Sinds de eerste aanplantingen van hagen rond de percelen, tien jaar geleden, is de wijnbouwer steeds verder gegaan met deze aanpak. Hij plantte zijn eerste bomen bij de herbeplanting van percelen vijf of zes jaar geleden. “Sindsdien wordt geen enkel perceel meer herbeplant zonder bomen. Om de twintig rijen worden er twee vervangen door een rij bomen,” legt hij uit. Met het oog op de biodiversiteit en voor het behoud van de mycorhyzapaddenstoelen die vernietigd waren door de bestrijdingsmiddelen tegen valse en echte meeldauw lag de overstap naar biologisch voor de hand. Daarnaast heeft de wijnbouwer ervoor gekozen groenbemesters om de rij om meer biomassa en humus te krijgen en het bodemleven te verbeteren. Met een goed resultaat, het bedrijf voorziet nu in zijn eigen behoeften aan organisch materiaal, zo nodig aangevuld door plaatselijke aanvoer (bijvoorbeeld mest van de ernaast gevestigde boer). En de resultaten zijn merkbaar. “We brengen weer dynamiek in het bodemleven, constateert hij. Mijn hoeveelheden organisch materiaal, die alleen maar achteruitgingen, nemen sinds drie jaar gestaag toe.”

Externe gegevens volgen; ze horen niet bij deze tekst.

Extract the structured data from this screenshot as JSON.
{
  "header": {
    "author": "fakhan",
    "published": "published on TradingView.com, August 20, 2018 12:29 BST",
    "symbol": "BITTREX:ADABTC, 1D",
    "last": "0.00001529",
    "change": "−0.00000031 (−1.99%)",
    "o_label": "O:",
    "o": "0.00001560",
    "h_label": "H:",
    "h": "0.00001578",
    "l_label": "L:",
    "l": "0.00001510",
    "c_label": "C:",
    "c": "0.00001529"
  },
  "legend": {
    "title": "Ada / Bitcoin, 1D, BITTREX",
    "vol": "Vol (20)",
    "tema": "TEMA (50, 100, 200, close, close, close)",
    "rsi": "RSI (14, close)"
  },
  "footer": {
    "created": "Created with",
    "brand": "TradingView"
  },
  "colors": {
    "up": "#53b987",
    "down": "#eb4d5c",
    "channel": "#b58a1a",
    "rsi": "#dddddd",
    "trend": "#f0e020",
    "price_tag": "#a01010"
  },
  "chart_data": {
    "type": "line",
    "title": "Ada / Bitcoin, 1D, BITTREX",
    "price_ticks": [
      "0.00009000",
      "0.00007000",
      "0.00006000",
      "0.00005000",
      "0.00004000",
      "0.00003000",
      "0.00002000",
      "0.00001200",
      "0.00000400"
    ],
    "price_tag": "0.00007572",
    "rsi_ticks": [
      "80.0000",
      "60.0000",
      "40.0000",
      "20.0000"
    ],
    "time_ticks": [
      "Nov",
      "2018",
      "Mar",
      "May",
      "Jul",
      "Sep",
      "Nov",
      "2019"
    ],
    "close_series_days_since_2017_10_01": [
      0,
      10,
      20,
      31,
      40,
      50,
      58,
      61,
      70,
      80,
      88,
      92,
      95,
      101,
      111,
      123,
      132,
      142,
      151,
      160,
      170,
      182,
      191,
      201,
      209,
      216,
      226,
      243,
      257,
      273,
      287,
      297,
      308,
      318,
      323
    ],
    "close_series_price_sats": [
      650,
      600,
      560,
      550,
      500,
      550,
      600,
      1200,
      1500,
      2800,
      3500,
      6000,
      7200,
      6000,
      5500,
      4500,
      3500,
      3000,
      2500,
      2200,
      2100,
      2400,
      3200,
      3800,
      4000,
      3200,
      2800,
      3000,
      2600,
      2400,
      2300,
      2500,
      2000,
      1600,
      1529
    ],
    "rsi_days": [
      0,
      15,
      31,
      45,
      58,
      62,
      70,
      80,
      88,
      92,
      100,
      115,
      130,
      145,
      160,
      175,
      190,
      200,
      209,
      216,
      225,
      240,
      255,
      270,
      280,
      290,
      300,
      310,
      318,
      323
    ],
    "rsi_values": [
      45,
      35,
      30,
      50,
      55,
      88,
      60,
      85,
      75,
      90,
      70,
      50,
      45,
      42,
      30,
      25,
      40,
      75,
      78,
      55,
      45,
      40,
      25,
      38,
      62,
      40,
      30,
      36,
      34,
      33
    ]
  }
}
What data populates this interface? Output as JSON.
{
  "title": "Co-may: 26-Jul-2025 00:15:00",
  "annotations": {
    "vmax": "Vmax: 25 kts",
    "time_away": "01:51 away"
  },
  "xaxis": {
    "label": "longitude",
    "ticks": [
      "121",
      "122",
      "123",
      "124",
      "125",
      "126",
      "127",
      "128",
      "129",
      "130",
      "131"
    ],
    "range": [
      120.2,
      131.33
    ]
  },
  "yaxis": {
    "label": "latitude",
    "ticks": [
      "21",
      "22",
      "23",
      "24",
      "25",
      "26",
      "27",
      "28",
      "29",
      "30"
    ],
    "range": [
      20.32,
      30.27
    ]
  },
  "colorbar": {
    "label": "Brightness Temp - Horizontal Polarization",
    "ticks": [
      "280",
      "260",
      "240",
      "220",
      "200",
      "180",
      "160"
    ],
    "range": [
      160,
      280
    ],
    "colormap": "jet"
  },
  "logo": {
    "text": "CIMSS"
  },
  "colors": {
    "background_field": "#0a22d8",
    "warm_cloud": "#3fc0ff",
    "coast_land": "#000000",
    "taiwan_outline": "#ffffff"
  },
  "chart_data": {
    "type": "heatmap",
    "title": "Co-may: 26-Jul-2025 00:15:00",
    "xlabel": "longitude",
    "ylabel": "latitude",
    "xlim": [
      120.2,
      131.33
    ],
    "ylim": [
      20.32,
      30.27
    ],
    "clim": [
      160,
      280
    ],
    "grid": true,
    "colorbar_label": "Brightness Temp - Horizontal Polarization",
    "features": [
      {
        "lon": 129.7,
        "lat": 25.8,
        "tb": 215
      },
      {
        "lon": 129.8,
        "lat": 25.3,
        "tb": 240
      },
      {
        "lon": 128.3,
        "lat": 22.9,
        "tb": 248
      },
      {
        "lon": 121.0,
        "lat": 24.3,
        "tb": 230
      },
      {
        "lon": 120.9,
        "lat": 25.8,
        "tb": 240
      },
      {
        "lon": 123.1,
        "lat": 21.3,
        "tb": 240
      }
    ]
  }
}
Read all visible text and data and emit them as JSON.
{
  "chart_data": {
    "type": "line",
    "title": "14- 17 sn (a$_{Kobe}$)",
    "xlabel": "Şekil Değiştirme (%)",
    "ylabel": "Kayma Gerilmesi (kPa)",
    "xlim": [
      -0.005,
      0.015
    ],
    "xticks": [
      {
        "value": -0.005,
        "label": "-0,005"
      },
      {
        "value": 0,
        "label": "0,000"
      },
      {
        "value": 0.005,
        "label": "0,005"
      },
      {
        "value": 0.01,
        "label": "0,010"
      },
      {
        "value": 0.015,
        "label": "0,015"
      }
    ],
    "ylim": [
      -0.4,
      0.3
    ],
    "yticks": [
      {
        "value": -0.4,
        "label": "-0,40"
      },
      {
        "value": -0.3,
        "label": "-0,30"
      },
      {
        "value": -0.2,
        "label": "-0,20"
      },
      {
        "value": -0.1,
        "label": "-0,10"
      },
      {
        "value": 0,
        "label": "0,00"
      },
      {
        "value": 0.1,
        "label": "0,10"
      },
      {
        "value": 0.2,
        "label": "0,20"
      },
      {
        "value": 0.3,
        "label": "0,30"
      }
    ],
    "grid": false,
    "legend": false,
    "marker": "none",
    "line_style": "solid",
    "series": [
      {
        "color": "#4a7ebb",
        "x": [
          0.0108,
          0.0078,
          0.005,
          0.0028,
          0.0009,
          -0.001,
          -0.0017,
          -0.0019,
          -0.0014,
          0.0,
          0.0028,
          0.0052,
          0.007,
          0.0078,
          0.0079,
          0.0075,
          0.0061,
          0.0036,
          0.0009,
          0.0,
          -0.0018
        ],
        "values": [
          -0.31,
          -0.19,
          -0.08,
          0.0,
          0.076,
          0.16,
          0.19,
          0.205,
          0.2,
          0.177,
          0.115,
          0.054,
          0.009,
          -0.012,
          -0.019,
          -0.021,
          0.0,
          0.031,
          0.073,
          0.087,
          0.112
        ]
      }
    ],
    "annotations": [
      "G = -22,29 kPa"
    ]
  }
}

In Barsac is Marie-Pierre Lacoste, wijnbouwster van château La Clotte–Cazalis, op haar beurt begonnen met het herplanten van bomen op graanakkers op drassige grond* aan de oever van de Garonne. Dat maakte het mogelijk om de voedingsstoffen vast te houden in de bodem. Stap voor stap heeft haar idee zich ook uitgebreid naar de wijngaard. Volgens haar verkeerde deze slingerplant in een betere gezondheid in zijn oorspronkelijke habitat in een bos, toen hij kon profiteren van wortelverbindingen, in plaats van als geïsoleerde plant. Met de bedoeling om “de wijngaard en de boom weer met elkaar in verbinding te brengen” voerde de wijnbouwster in 2017 de eerste proeven met agrobosbouw uit op een nieuwe aanplant van 1,3 ha met druiven voor droge witte wijn.
Om de twaalf rijen met wijnstokken heb ik een haag geplant met om de zes meter allerlei verschillende fruitbomen, vaak plaatselijke rassen, afgewisseld met andere soorten, zoals vruchtenstruiken of aromatische struiken.
Door deze tussenruimtes kunnen vogels en vleermuizen erdoorheen vliegen. Vier jaar later zijn de resultaten merkbaar. “De biodiversiteit is tastbaar met steeds meer vogels en insecten en dankzij het ontstane microklimaat zorgen deze bomen voor frisheid in het aroma,” constateert de wijnbouwster. Om nog verder te gaan heeft ze dit jaar de weggevallen druivenstokken op een perceel vervangen door bomen.